Washington Continues a Fact-Free Rant on 14th Amendment

Washington Continues a Fact-Free Rant on 14th Amendment April 24, 2013

Ellis Washington is still ranting incoherently about the 14th Amendment and the incorporation of the Bill of Rights against the states. Now he’s complaining that freedom of speech and of the press can’t be violated by state and local governments due to evil liberals and the 14th Amendment. And saying bizarre things like this:

In addition, it is essential to realize that the First Amendment, like virtually all of the Bill of Rights, was not applicable to state governments until 1925 and to apply their substantive guarantees through the 14th Amendment, a process that did not begin until Fabian socialism and progressive radicalism crept into the Supreme Court beginning with Gitlow v. New York (1925) (ruling that the 14th Amendment extended the reach of certain limitations on federal government authority set forth in the First Amendment – specifically the provisions protecting freedom of speech and freedom of the press – to the governments of the individual states).

This pattern of leftist judicial activism from the bench would increase exponentially during the FDR/Truman eras (1933-53) as FDR’s bought-and-paid-for “New Deal” Supreme Court began out of whole cloth to create and propagate the so-called “incorporation doctrine” in many of its judicial decrees, starting with the infamous Footnote 4 of Carolene Products v. U.S. (1938) and going viral in Korematsu v. U.S. (1944) (holding that Japanese, Italians and Germans be placed in internment camps based on FDR’s Order 9066 during World War II).

Say what? Korematsu had nothing to do with the 14th Amendment; it involved purely federal action. And the notion that the ruling upholding the internment of the Japanese was “leftist judicial activism” is utter nonsense.

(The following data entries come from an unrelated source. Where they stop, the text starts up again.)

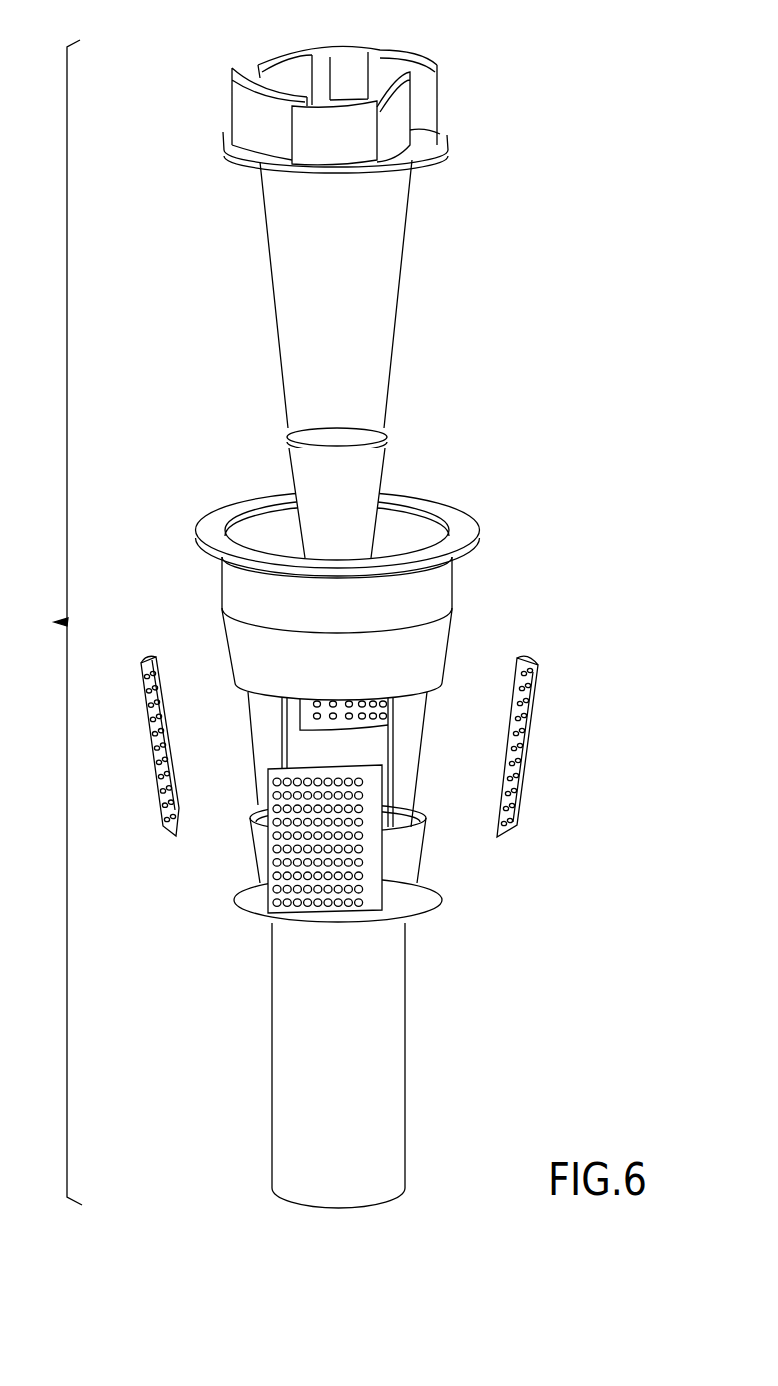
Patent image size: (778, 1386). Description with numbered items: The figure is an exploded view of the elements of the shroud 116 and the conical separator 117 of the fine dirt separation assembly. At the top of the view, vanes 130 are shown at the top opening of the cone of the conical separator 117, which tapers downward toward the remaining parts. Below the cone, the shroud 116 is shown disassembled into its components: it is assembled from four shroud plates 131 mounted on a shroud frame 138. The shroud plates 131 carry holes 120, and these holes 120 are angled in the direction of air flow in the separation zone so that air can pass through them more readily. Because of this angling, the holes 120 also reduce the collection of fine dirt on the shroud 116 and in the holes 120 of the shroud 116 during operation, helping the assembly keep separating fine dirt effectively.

The vanes 130 is at (418, 47).
The conical separator 117 is at (402, 293).
The shroud 116 is at (530, 775).
The shroud plates 131 is at (158, 813).
The shroud frame 138 is at (265, 758).
The holes 120 is at (276, 876).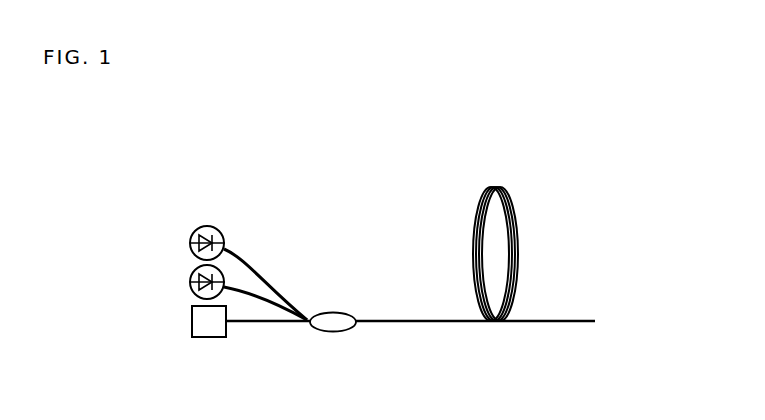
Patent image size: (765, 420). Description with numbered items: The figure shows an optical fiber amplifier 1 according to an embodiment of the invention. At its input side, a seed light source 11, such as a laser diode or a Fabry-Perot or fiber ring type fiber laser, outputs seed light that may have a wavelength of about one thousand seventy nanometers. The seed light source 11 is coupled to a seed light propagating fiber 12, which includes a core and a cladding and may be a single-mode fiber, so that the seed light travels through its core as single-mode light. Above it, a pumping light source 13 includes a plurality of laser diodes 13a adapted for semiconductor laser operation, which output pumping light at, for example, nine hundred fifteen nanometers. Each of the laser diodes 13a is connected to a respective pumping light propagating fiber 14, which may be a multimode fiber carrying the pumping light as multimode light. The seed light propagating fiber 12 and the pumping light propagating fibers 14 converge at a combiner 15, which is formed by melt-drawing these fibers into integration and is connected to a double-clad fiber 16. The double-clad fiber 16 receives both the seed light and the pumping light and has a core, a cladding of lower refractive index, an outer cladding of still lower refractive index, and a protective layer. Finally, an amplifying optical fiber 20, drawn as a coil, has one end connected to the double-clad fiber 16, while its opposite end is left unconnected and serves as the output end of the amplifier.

Who are more likely to support locking up a racial minority on the specious grounds that they are a threat to national security, liberals or conservatives?

This logically applies to the First Amendment by considering, for example, that until Gitlow, progressives hated the fact that Southern states before the Civil War outlawed pro-abortion literature; many states levied and collect taxes on behalf of state-sponsored churches and religious education; newspapers frequently were prohibited from publishing stories criticizing industry or certain connected political leaders because such speech was deemed seditious and consequently subject to prior restraint; and public protests regarding unpopular people or issues were repeatedly proscribed by state breach of peace laws.

Enter Pandora’s box – 40 years after Gitlow, in the 1960s, the Supreme Court began pushing its Darwinian, atheistic, progressive, anti-constitutional agenda and unleashed a nine-man sexual revolution using the incorporation doctrine to pervert the sexual mores of American society first in Griswold v. Connecticut (1965), which was based in part on the right of married couples to make decisions about contraception. Next was Roe v. Wade (1973) (legalized genocide of the pre-born), Lawrence v. Texas (2005) (legalized sodomy) and Hollingsworth v. Perry (2013) (Court will rule in June on whether same-sex marriage is lawful in all 50 states under Equal Protection grounds).

Whiskey tango foxtrot? He admits that the states routinely violated those rights that he claims to believe are inalienable — punishing free speech, forcing people to pay taxes to support churches they do not belong to, censoring newspapers and outlawing public protests — and then claims that preventing that from happening was part of a “Darwinian, atheistic, progressive, anti-constitutional agenda.” This is completely incoherent and contradictory. It’s too stupid to even be wrong.